Flour and water are combined in the starter, and various methods for introducing micro-organisms and stabilizing the dough are used.  Often times, boiled potatoes are used to help increase the activity of the bacteria.  Creating a sourdough starter is a baker’s science, and each recipe is unique and starter closely monitored.  As a result, bakers are often using “mother dough” that is many years old.  Some bakeries, such as the Boudin Bakery, are able to trace their “mother dough” back to the Gold Rush era. 

During the 1980’s, as modern food processes and general business consolidation trended, San Francisco bakeries fell into the hardship of competition with prepackaged bread.  Smaller bakeries were driven out of business, and the long-term survivors tended to be the larger bakeries with well-established distribution channels.  I moved to Oregon during this time, and my observations upon returning to the Bay Area some years later made it clear that there was a stark change in the availability of good local sourdough bread.  Fortunately for my family, Judy was at the peak of her baking heyday during this time and we were seldom lacking in good bread around my house!

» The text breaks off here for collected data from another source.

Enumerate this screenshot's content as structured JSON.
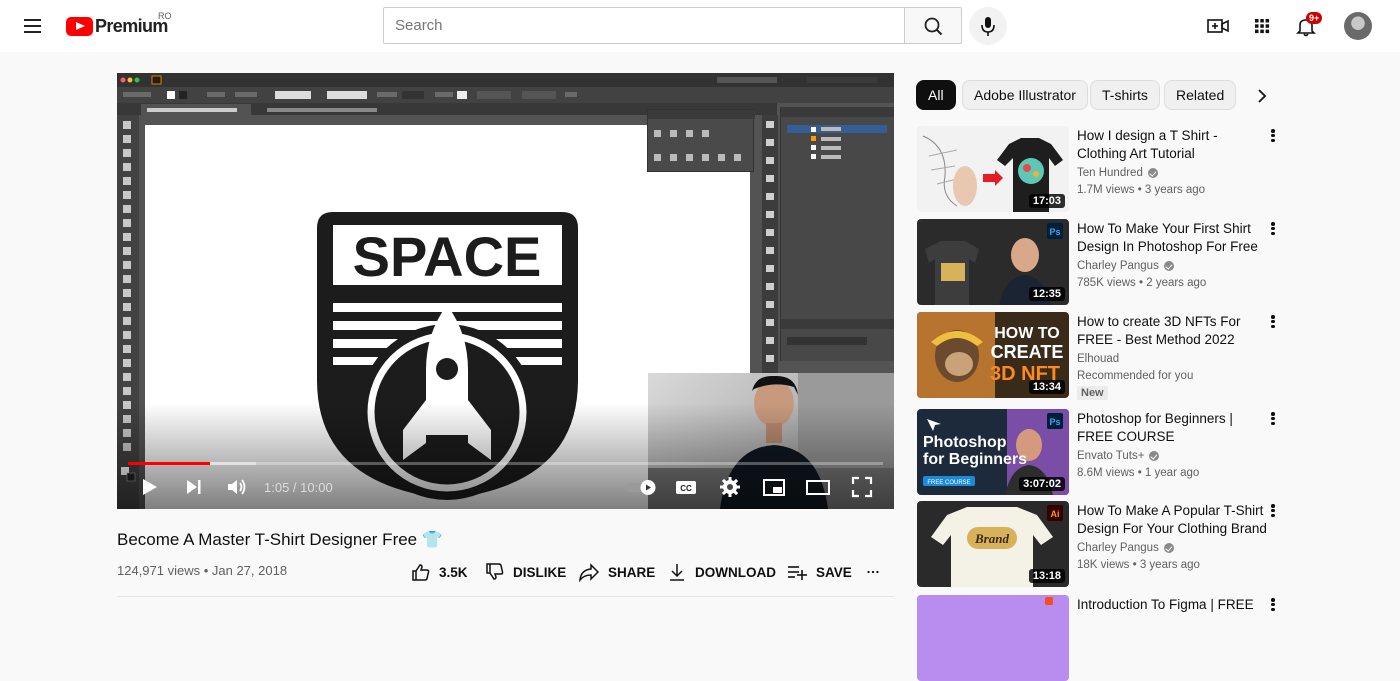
{
  "header": {
    "logo_word": "Premium",
    "country_code": "RO",
    "search_placeholder": "Search",
    "notification_badge": "9+"
  },
  "player": {
    "artwork_text": "SPACE",
    "current_time": "1:05",
    "duration": "10:00",
    "time_display": "1:05 / 10:00",
    "progress_fraction": 0.108,
    "buffered_fraction": 0.17
  },
  "video": {
    "title": "Become A Master T-Shirt Designer Free 👕",
    "meta": "124,971 views • Jan 27, 2018",
    "actions": {
      "like_count": "3.5K",
      "dislike_label": "DISLIKE",
      "share_label": "SHARE",
      "download_label": "DOWNLOAD",
      "save_label": "SAVE"
    }
  },
  "chips": [
    "All",
    "Adobe Illustrator",
    "T-shirts",
    "Related"
  ],
  "recommendations": [
    {
      "title": "How I design a T Shirt - Clothing Art Tutorial",
      "channel": "Ten Hundred",
      "verified": true,
      "views": "1.7M views • 3 years ago",
      "duration": "17:03",
      "colors": [
        "#f2f2f2",
        "#222222"
      ]
    },
    {
      "title": "How To Make Your First Shirt Design In Photoshop For Free",
      "channel": "Charley Pangus",
      "verified": true,
      "views": "785K views • 2 years ago",
      "duration": "12:35",
      "colors": [
        "#2d2d2d",
        "#a68b4b"
      ]
    },
    {
      "title": "How to create 3D NFTs For FREE - Best Method 2022",
      "channel": "Elhouad",
      "verified": false,
      "views": "Recommended for you",
      "badge": "New",
      "duration": "13:34",
      "colors": [
        "#b8722a",
        "#3a2a1a"
      ]
    },
    {
      "title": "Photoshop for Beginners | FREE COURSE",
      "channel": "Envato Tuts+",
      "verified": true,
      "views": "8.6M views • 1 year ago",
      "duration": "3:07:02",
      "colors": [
        "#1b2a3a",
        "#7b4fa8"
      ]
    },
    {
      "title": "How To Make A Popular T-Shirt Design For Your Clothing Brand",
      "channel": "Charley Pangus",
      "verified": true,
      "views": "18K views • 3 years ago",
      "duration": "13:18",
      "colors": [
        "#2a2a2a",
        "#e9e1c7"
      ]
    },
    {
      "title": "Introduction To Figma | FREE",
      "channel": "",
      "verified": false,
      "views": "",
      "duration": "",
      "colors": [
        "#b98cf0",
        "#d9b6ff"
      ]
    }
  ]
}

Fast forward to now, and the artisan bread movement has brought back the ability to purchase good, hand-made loaves of bread.  Specialty bakeries have been started and thrive in high numbers.  Even restaurants and grocery stores are taking the time to bake their own bread.  I personally continue to feel that no sourdough of modern San Francisco origin can compete to the distinct sour taste and texture of earlier days, but there is no Pickering starter dough dating back to 1970 lurking in my refrigerator, so I make do with what’s available.  It is my sincere hope that the continued evolution of artisan bread, gastronomy, and the souring culture will ultimately recreate my ideal sourdough again soon. 

Until then, at least we can look forward to St. Patrick’s Day each year, when Judy will rise to the occasion and bake a unique bread to treat us all again!